02 Mar Data Protection Officer: what is it and – most important – do you need one?
Data Protection Officer: what is it and – most important – do you need one?
Organisations in Europe and abroad are preparing for 25 May 2018, the day on which the General Data Protection Regulation (GDPR) becomes effective and a new data protection regime will be fully enforceable to the processing of personal data belonging to people who are in the Union. One of the most relevant changes in the new regime is the obligation for some organisations to appoint a Data Protection Officer (DPO), a corporate role tasked with facilitating compliance with the GDPR provisions.
The DPO may be a staff member of the organisation or fulfil his or her tasks on the basis of a service contract. In this second case, this role is often referred to as “DPO Service” or “Outsourced DPO”.
But what are the tasks of a DPO and which companies need to appoint one as soon as possible?
What is a DPO?
The concept of the DPO is not entirely new. While the old Data Protection Directive did not require organisations to appoint one, a few Member States introduced this role nationally.
The core tasks of the DPO under the new data protection regime are to
- inform and advise the organisation’s management about their obligations under the GDPR;
- to monitor the organisation’s compliance with EU and national data protection laws;
- to provide guidance and advice on Data Protection Impact Assessments (DPIA);
- to function as the main organisation’s contact point for people and institutions, including Data Protection Authorities.

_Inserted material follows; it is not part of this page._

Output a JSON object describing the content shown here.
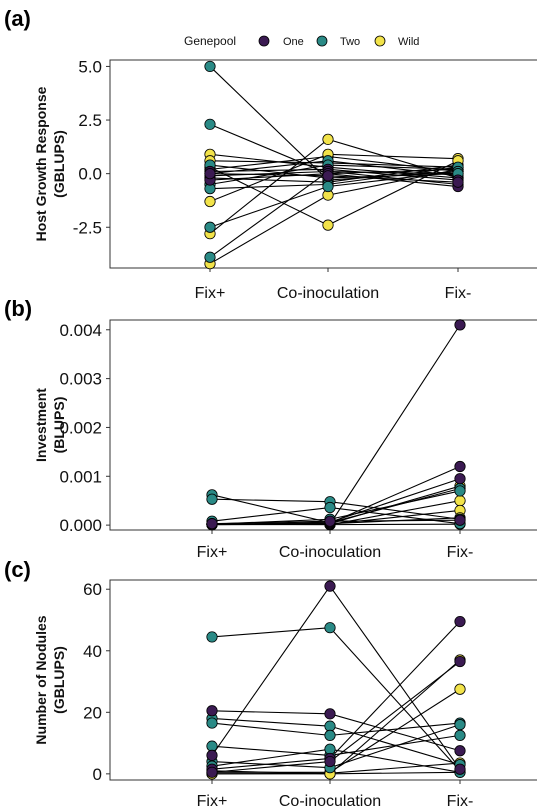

Put it differently, the DPO function is conceived as the main point of reference for data protection matters within the organisation. His/her tasks are to advise, inform, and monitor, and, while it is still the organisation that bears the responsibility to comply with the GDPR, the DPO plays a fundamental role in ensuring the organisation’s accountability by creating an internal, additional layer of control over data processing practices.
Do you need a DPO?
The GDPR provides that a DPO must be appointed by:
- Public authorities. This includes public sector or hybrid bodies, such as museums, publicly funded transport companies and foundations, etc.

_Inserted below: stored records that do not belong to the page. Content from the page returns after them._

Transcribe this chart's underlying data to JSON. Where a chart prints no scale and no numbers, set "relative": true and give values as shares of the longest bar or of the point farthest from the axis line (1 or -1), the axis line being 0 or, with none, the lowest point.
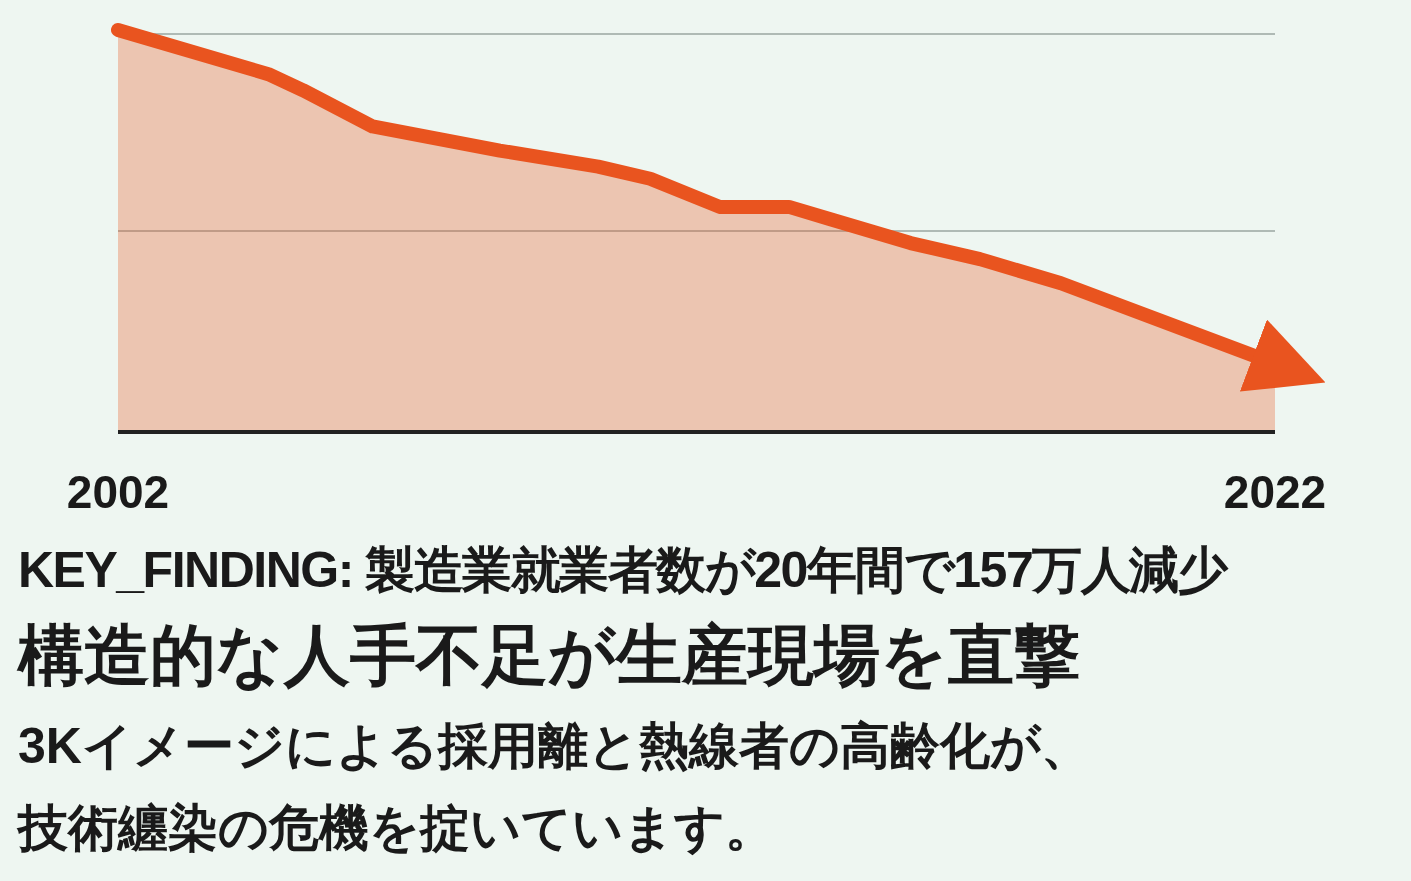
{
  "chart_data": {
    "type": "area",
    "relative": true,
    "color": "#e9541f",
    "ref_lines": [
      {
        "axis": "y",
        "value": 0.99,
        "color": "#9aa6a0"
      },
      {
        "axis": "y",
        "value": 0.5,
        "color": "#9aa6a0"
      }
    ],
    "x": [
      2002,
      2004.6,
      2005.2,
      2006.4,
      2008.6,
      2010.3,
      2011.2,
      2012.4,
      2013.6,
      2014.3,
      2015.7,
      2016.9,
      2018.3,
      2022
    ],
    "values": [
      1.0,
      0.89,
      0.85,
      0.76,
      0.7,
      0.66,
      0.63,
      0.56,
      0.56,
      0.53,
      0.47,
      0.43,
      0.37,
      0.17
    ],
    "xlim": [
      2002,
      2022
    ],
    "xticks": [
      2002,
      2022
    ],
    "annotations": [
      "KEY_FINDING: 製造業就業者数が20年間で157万人減少"
    ],
    "title": "構造的な人手不足が生産現場を直撃",
    "subtitle": "3Kイメージによる採用離と熱線者の高齢化が、技術纏染の危機を掟いています。"
  }
}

- Organisations that carry out large-scale systematic monitoring of individuals. This includes companies engaging in online behaviour tracking, profiling, etc.
- Organisations that carry out large-scale processing of special categories of data or data relating to criminal convictions and offences. This includes private clinics, most political analysis companies, etc.
If your organisation belongs to a corporate group, you may consider sharing the DPO function with your parent company or appoint one directly if your business is strongly based on personal data processing.
Even if no obligation exists for you under the GDPR to appoint a DPO, you may find it useful to designate a DPO on a voluntary basis. This is advisable especially in border-line cases, in which it is not entirely clear if your business fulfils the requirements for a compulsory appointment. In fact, voluntary appointments are encouraged by the EU as they contribute to strengthening the organisation’s compliance and accountability position in case of data-protection-related issues.
The challenges of appointing a DPO
Appointing the right person as a DPO comes with some challenges and related costs to meet the necessary eligibility requirements.
First, the DPO must be in a strictly independent position, and organisations must ensure that the tasks and duties of their DPOs do not result in conflicts of interests. Therefore, CEOs, most other C-level management positions, IT managers, HR officers, and even compliance officers or legal advisors are not supposed to perform these duties.
Second, the DPO must have a sound understanding of data protection law and EU law, combined with adequate knowledge of how data is processed technically. Such a combination of skills may prove difficult to find.
Third, hiring a DPO is currently expensive, due to high demand and relatively low offer of skilled professionals.
Finally, organisations must ensure that DPOs are constantly kept up-to-date through training and access to legal literature, and must provide them with the adequate tools to perform their duties.
What are the consequences of failing to comply with the GDPR requirement to appoint a DPO?
The GDPR introduces heavy fines on organisations that fail to comply with the new data protection rules.
Although the failure to comply with the DPO-related provisions may result in lower fines compared to those concerning non-compliance to the cornerstone rules of the Regulation (rights of the data subject, lawful bases of processing, etc.), the cost to which organisations are exposed is still relevant. Indeed, in this area, fines may be imposed up to EUR 10,000,000, or up to 2% of the total worldwide annual turnover of the preceding financial year, whichever is higher.
In addition, lacking a DPO removes a key layer of oversight over data protection practices in your organisation, which also raises the risk being found non-compliant with the cornerstone rules of the regulation due to lack of control.